AUSTIN (KXAN) — Austin Public Health on Friday urged immediate action to minimize the spread of a drug-resistant superbug that has emerged in Travis County.
According to researchers, the antibiotic-resistant organism is a local public health threat. APH investigated 37 cases of Carbapenem-Resistant Enterobacteriaceae — or CRE — at Austin-area medical facilities in 2017, with 18 of those being Travis County residents.
According to Dr. Phil Huang, the Health Authority Medical Director of Austin Public Health, there were 26 cases of CRE in 2018.
“Healthy people usually do not get CRE infections – they usually happen to patients in hospitals, nursing homes, and other healthcare settings,” the Centers for Disease Control wrote on its website about CRE. Patients who use ventilators, catheters or those who take antibiotics for a prolonged period of time are most at risk, the CDC said.
Individuals can make sure to wash their hands to keep CRE at bay, and doctors should prescribe the appropriate antibiotic for certain issues, APH said.
Since 2015, the number of cases and the incidence rate of CRE in Travis County have increased. In the November/December issue of the Travis County Medical Society Journal, APH summarizes local data on the growing issue of the organism in Travis County.
CRE are associated with high mortality rates (up to 40-50 percent in some studies) and have the potential to spread widely. They are considered to be one of the top three urgent drug-resistant organisms in the world today.
The Centers for Disease Control and Prevention (CDC) estimates that more than 2 million people are infected with antibiotic-resistant organisms, which kill about 23,000 people each year.

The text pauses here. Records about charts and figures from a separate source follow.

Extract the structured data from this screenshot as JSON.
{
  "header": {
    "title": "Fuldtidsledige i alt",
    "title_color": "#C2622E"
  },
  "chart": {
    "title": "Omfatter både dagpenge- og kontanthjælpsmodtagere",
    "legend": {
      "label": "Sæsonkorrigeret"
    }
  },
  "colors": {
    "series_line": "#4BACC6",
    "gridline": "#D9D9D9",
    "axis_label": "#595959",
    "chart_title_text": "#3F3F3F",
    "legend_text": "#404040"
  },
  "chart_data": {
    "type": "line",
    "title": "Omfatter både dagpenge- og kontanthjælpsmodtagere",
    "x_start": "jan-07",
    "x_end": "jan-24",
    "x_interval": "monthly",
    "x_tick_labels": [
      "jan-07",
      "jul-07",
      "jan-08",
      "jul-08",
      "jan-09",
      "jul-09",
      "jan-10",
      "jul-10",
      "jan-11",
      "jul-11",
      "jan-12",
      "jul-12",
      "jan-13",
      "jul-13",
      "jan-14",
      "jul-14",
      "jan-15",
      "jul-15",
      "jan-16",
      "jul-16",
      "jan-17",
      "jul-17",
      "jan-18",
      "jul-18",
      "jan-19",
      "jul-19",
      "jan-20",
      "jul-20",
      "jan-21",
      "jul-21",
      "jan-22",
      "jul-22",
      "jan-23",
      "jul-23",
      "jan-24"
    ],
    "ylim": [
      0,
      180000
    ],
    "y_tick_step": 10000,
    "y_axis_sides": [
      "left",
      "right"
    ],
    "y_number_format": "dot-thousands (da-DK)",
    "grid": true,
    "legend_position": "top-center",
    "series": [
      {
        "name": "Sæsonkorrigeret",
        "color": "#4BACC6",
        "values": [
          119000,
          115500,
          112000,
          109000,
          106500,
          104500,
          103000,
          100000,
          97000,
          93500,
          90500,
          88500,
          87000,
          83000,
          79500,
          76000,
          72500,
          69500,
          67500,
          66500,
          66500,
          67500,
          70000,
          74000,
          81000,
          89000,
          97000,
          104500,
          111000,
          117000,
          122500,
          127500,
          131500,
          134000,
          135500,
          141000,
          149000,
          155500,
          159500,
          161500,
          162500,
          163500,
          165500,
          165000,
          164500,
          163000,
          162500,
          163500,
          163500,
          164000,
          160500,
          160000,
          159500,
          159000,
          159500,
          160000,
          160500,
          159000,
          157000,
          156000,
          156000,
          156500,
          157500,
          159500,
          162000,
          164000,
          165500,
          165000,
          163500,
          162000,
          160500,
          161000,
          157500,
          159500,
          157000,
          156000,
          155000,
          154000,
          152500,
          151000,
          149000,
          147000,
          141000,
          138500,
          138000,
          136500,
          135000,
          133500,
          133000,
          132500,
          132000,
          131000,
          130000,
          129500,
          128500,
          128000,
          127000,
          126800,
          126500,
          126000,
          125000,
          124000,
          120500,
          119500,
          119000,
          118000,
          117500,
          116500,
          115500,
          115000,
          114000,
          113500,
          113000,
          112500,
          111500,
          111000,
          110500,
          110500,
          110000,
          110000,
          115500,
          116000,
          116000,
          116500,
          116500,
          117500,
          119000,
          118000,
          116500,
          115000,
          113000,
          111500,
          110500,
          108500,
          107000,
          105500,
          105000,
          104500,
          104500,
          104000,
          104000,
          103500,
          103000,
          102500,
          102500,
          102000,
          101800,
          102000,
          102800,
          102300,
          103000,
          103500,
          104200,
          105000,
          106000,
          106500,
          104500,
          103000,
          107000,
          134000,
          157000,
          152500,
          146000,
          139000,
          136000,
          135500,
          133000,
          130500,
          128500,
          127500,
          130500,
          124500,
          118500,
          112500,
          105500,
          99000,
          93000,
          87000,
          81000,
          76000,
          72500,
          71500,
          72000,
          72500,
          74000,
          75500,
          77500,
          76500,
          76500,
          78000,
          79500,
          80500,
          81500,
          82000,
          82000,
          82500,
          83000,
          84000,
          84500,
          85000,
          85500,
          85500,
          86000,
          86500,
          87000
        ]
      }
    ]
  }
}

Information on CRE and antibiotic resistance:
- CRE can be transmitted from person to person on unwashed hands and medical devices.
- Patients at highest risk include those in hospitals and nursing homes and those with long-term antibiotic use, compromised immune systems or invasive devices.
- Antibiotic use is the single most important factor in antibiotic resistance. The CDC estimates that 30-50 percent of all antibiotics prescribed are either unnecessary or inappropriate.
- Fluoroquinolones like Cipro are not the best choice for treatment of uncomplicated urinary tract infections (UTIs) in Travis County.
- Most UTIs are caused by E. coli, and Nitrofurantoin and Cephalexin are more effective at killing E.coli than Cipro.
- Cipro promotes drug-resistant organisms like the CRE.
- Additionally, the FDA issued several warnings against fluoroquinolones in 2018.